During the trial, the Evening Bulletin, a public newspaper in Philadelphia, contained some account of the case, including the amount ($75,000) named in Mrs. Wilson's statement of claim. The next morning the matter was called to the attention of the trial judge, when four of the jurors said they had read the article but that it would not influence their verdict. The trial judge cautioned the jury to entirely disregard it, but refused to withdraw a juror and continue the case. This was a matter largely within his discretion, which was wisely exercised. See Com. v. Valverdi,
At the instance of defendant, an occulist examined Mrs. Wilson's eyes during the trial and then was not called as a witness.
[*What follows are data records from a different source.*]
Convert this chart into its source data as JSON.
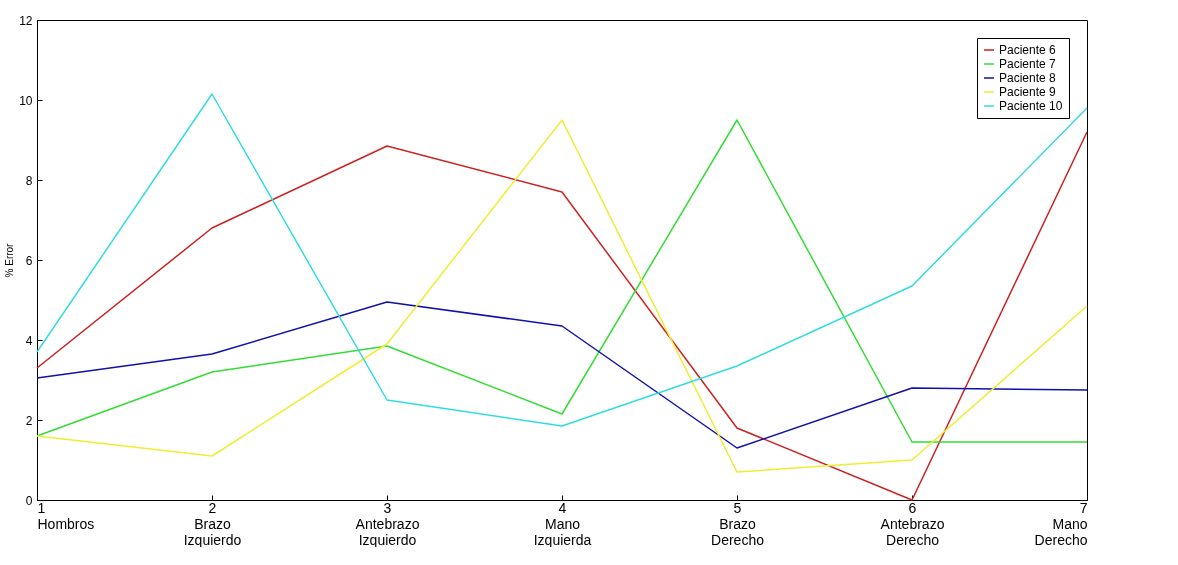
{
  "chart_data": {
    "type": "line",
    "ylabel": "% Error",
    "x": [
      1,
      2,
      3,
      4,
      5,
      6,
      7
    ],
    "xlim": [
      1,
      7
    ],
    "xticks": [
      1,
      2,
      3,
      4,
      5,
      6,
      7
    ],
    "ylim": [
      0,
      12
    ],
    "yticks": [
      0,
      2,
      4,
      6,
      8,
      10,
      12
    ],
    "annotations": [
      "Hombros",
      "Brazo Izquierdo",
      "Antebrazo Izquierdo",
      "Mano Izquierda",
      "Brazo Derecho",
      "Antebrazo Derecho",
      "Mano Derecho"
    ],
    "series": [
      {
        "name": "Paciente 6",
        "color": "#cc2222",
        "values": [
          3.3,
          6.8,
          8.85,
          7.7,
          1.8,
          0.0,
          9.2
        ]
      },
      {
        "name": "Paciente 7",
        "color": "#33dd33",
        "values": [
          1.6,
          3.2,
          3.85,
          2.15,
          9.5,
          1.45,
          1.45
        ]
      },
      {
        "name": "Paciente 8",
        "color": "#1111aa",
        "values": [
          3.05,
          3.65,
          4.95,
          4.35,
          1.3,
          2.8,
          2.75
        ]
      },
      {
        "name": "Paciente 9",
        "color": "#eeee33",
        "values": [
          1.6,
          1.1,
          3.9,
          9.5,
          0.7,
          1.0,
          4.85
        ]
      },
      {
        "name": "Paciente 10",
        "color": "#33dddd",
        "values": [
          3.7,
          10.15,
          2.5,
          1.85,
          3.35,
          5.35,
          9.8
        ]
      }
    ],
    "grid": false,
    "legend": "top right"
  }
}
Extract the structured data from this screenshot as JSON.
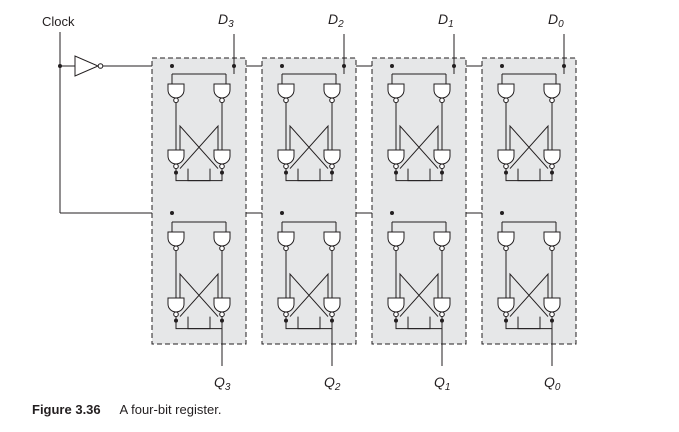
{
  "diagram": {
    "clock_label": "Clock",
    "stages": [
      {
        "input_main": "D",
        "input_sub": "3",
        "output_main": "Q",
        "output_sub": "3"
      },
      {
        "input_main": "D",
        "input_sub": "2",
        "output_main": "Q",
        "output_sub": "2"
      },
      {
        "input_main": "D",
        "input_sub": "1",
        "output_main": "Q",
        "output_sub": "1"
      },
      {
        "input_main": "D",
        "input_sub": "0",
        "output_main": "Q",
        "output_sub": "0"
      }
    ]
  },
  "caption": {
    "figure_number": "Figure 3.36",
    "text": "A four-bit register."
  },
  "colors": {
    "line": "#231f20",
    "block_fill": "#e6e7e8"
  }
}
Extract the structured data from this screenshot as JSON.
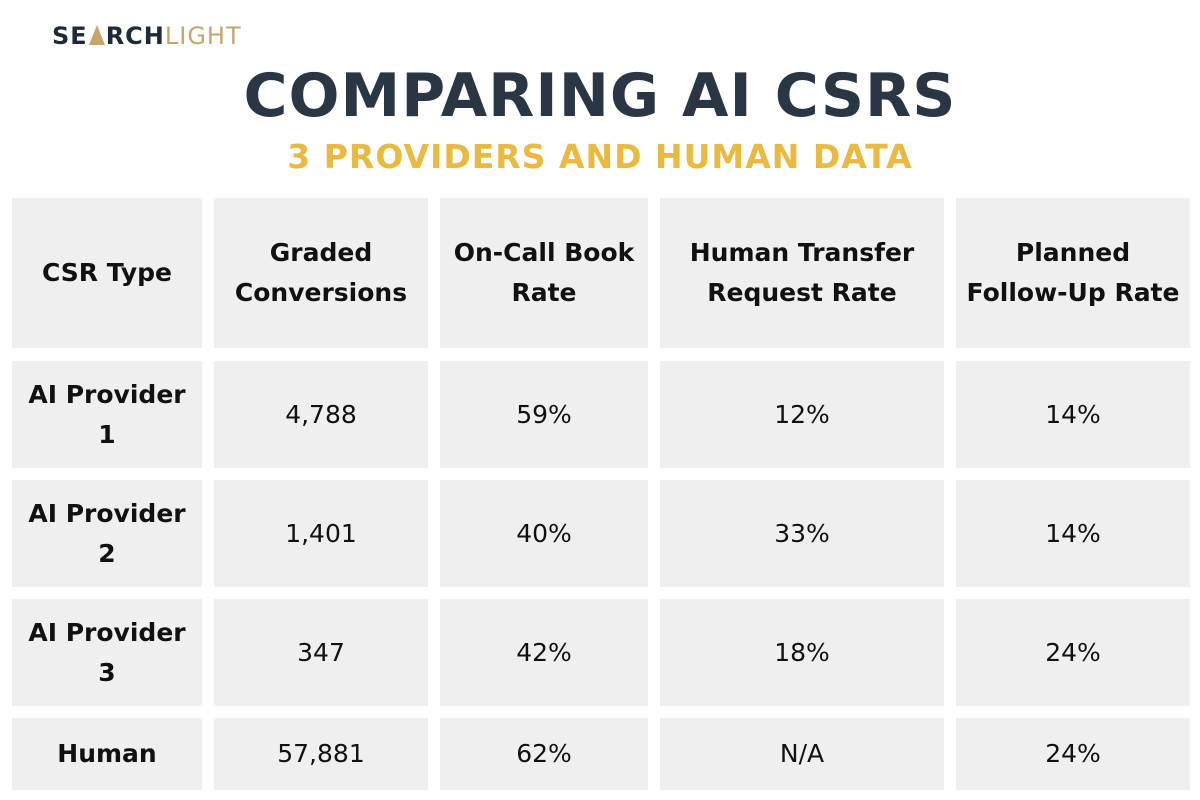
{
  "logo": {
    "part1": "SE",
    "part2": "RCH",
    "part3": "LIGHT",
    "cone_icon": "spotlight-cone-icon"
  },
  "title": "COMPARING AI CSRS",
  "subtitle": "3 PROVIDERS AND HUMAN DATA",
  "colors": {
    "title": "#2b3645",
    "subtitle": "#e9b940",
    "cell_bg": "#efefef",
    "logo_dark": "#1e2a38",
    "logo_gold": "#c9a46b"
  },
  "chart_data": {
    "type": "table",
    "title": "COMPARING AI CSRS",
    "subtitle": "3 PROVIDERS AND HUMAN DATA",
    "columns": [
      "CSR Type",
      "Graded Conversions",
      "On-Call Book Rate",
      "Human Transfer Request Rate",
      "Planned Follow-Up Rate"
    ],
    "rows": [
      {
        "label": "AI Provider 1",
        "values": [
          "4,788",
          "59%",
          "12%",
          "14%"
        ]
      },
      {
        "label": "AI Provider 2",
        "values": [
          "1,401",
          "40%",
          "33%",
          "14%"
        ]
      },
      {
        "label": "AI Provider 3",
        "values": [
          "347",
          "42%",
          "18%",
          "24%"
        ]
      },
      {
        "label": "Human",
        "values": [
          "57,881",
          "62%",
          "N/A",
          "24%"
        ]
      }
    ]
  }
}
There was no error in permitting her in rebuttal to mention this examination. The neglect of appellant to call its own expert might permit the jury to infer that if called his testimony would not aid the defense. See Steel et al., Exrs., v. Snyder et ux.,
Plaintiffs' witnesses made a very plain case of negligence, hence it was not error for the trial judge to remark to the jury that if they believed such evidence they would likely conclude that the defendant was guilty of negligence. This left the question to the jury and was followed by a remark to the effect that if the jury believed the defendant's witnesses, there could be no recovery.
In appeal No. 275, January Term, 1928, the judgment in favor of Mrs. Madeline A. Wilson is affirmed. In appeal No. 277, January Term, 1928, the judgment for $5,000 in favor of John H. Wilson is affirmed, and in appeal No. 276, January Term, 1928, the judgment for $3,000 in favor of John H. Wilson is reduced to the sum of $365, with damages equal to six per cent for delay since January 7, 1927, and as so modified is affirmed.